Where do you work and what is your current title?

I work at Shyp as a Senior Product Designer.

Please tell us a little bit about yourself & your background.

I’m originally from Russia. I graduated as Software Engineer and spent a few years building products. Eventually I got into design and never looked back since then. I also enjoy traveling & photography and I currently work on a project that involve both of these.

When did you first realize you wanted to be a designer?

I don’t think I can recall the exact moment but it was around the time the first iPhone came out. I thought to myself – wow, I want to design UI for this thing!

What was your first design job? Any interesting stories about how you broke into the field?

Funny enough, it was an application for translating strings into multiple languages – so it had a lot of table based UI. This might sound super boring for an aspiring designer and more exciting for an engineer, but I figured I can make it look and function the way it will valuable to the user. And I did. Since then I love designing all sorts of dashboards and internal tools that use data.

Please describe a normal day at your current job. What’s the workflow like? What are your primary responsibilities?

I currently work at a startup so a lot of what I do is defining the product. I work closely with my team of PMs, Engineers, QA, Copywriters, Marketing, Ops to create one holistic experience for our users. I’m also responsible for defining the visual direction for our products and building style guides that will be used by designer and engineers when working on new features. I also drink a lot of coffee.

Are there any memorable war stories, client interactions or close calls that have taught you something important about how things work?

Of course! One of my favorite moments is meeting John Maeda (while working at Twitter). One of the inspiring things he said was that the most exiting feeling is to do something other people are saying you can’t do. It stuck with me.

What’s a common mistake you often see entry level designers make? What are some tips to avoid or overcome it?
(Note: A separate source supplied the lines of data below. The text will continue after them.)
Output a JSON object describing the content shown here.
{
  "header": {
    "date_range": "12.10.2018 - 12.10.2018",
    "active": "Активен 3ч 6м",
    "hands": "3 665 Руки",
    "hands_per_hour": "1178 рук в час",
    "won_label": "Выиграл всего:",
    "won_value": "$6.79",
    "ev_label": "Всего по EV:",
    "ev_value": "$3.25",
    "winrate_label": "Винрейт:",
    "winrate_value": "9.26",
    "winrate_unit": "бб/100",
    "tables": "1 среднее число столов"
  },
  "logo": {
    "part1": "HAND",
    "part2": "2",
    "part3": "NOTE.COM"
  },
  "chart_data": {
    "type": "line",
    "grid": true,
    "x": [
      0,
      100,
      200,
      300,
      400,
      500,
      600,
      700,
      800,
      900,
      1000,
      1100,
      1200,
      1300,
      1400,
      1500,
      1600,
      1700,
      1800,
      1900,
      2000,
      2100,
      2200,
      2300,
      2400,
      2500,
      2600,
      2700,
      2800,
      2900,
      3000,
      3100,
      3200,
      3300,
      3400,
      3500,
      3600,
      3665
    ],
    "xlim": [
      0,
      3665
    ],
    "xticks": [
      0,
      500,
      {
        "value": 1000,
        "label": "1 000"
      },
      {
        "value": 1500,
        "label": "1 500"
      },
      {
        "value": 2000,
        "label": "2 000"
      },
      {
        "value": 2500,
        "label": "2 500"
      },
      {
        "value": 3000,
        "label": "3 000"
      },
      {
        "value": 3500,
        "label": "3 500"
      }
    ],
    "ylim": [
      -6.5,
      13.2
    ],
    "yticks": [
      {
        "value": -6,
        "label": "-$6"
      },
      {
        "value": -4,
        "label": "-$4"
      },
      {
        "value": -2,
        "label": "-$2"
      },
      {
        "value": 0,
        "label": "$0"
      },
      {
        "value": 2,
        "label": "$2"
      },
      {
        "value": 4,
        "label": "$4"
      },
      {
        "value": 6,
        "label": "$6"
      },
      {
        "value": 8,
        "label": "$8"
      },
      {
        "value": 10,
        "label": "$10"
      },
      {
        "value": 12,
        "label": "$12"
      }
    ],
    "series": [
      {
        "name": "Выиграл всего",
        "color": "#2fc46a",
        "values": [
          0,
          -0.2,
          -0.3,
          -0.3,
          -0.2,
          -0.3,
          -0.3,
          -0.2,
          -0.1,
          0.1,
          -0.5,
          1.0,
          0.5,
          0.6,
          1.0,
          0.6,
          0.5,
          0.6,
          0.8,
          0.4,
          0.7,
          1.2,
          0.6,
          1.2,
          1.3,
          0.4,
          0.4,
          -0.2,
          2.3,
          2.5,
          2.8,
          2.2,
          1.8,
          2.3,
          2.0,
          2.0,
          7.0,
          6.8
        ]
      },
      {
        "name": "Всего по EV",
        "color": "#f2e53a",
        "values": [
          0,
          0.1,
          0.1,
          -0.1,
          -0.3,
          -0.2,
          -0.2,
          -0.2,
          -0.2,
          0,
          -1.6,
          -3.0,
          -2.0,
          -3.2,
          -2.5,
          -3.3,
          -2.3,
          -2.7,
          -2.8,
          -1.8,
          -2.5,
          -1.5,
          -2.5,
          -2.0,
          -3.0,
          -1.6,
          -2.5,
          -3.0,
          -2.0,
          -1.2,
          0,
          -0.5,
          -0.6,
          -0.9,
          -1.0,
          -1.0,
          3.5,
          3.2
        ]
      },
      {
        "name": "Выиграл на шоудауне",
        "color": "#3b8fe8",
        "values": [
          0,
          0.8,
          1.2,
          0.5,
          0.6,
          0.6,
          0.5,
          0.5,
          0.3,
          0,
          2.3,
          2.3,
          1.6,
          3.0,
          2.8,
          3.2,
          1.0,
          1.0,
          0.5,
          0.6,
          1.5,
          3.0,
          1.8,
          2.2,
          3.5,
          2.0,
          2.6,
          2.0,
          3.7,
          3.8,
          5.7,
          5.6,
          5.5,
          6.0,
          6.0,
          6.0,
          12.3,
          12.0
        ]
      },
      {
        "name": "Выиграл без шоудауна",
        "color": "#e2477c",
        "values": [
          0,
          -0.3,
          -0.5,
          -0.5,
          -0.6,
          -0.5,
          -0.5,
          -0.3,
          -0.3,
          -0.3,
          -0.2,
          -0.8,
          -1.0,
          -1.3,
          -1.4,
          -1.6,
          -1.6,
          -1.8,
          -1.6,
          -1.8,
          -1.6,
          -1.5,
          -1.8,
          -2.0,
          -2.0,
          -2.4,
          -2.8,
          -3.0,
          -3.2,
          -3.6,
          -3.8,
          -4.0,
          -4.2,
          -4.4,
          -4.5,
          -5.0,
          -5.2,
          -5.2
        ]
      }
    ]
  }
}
I think a lot of junior folks are trying to do too many things at once, not focusing on what’s important and not setting clear goals on what they want to achieve. It is too tempting to take on a million projects and try to prove to everybody (and yourself) that you can do it. But in my mind what is more important is to learn and in order to do this you need to focus. Focus is one of the most important skills a professional should possess.

Any industry sites or blogs you read on a regular basis, or anything else you read for inspiration?

Obviously, I keep up with Product Hunt, Medium and leading design blogs like Google Design, AirBnb design, etc. But I also suggest to diversify the reading list to keep things interesting.

There’s something new and amazing coming out every day. What’s something awesome you’ve seen recently that you’re dying to share, or something you’re excited about?

There are some big things coming up at Shyp – we’ve been working hard on a new product that is about to be launched! I was the lead designer on it and can’t wait to see it out in a wild especially since early feedback from user testing came back super positive.
I’m also super excited about my personal project I’m working on. It’s called Oak & Fog ( and I’m planning on launching it by the end of this year.

What advice would you give to someone trying to break into the industry?

Learn. The world is designed, either by humans or by nature and you can absorb this knowledge by looking around and analyzing why certain elements exist in the way they do.

What do you think is the future of your industry?

I believe it will be an essential part in defining on how people interact with each other, as well as our lifestyles. That’s why the role of digital design is extremely important. And a lot of this is on us, designers, is to define the future of it.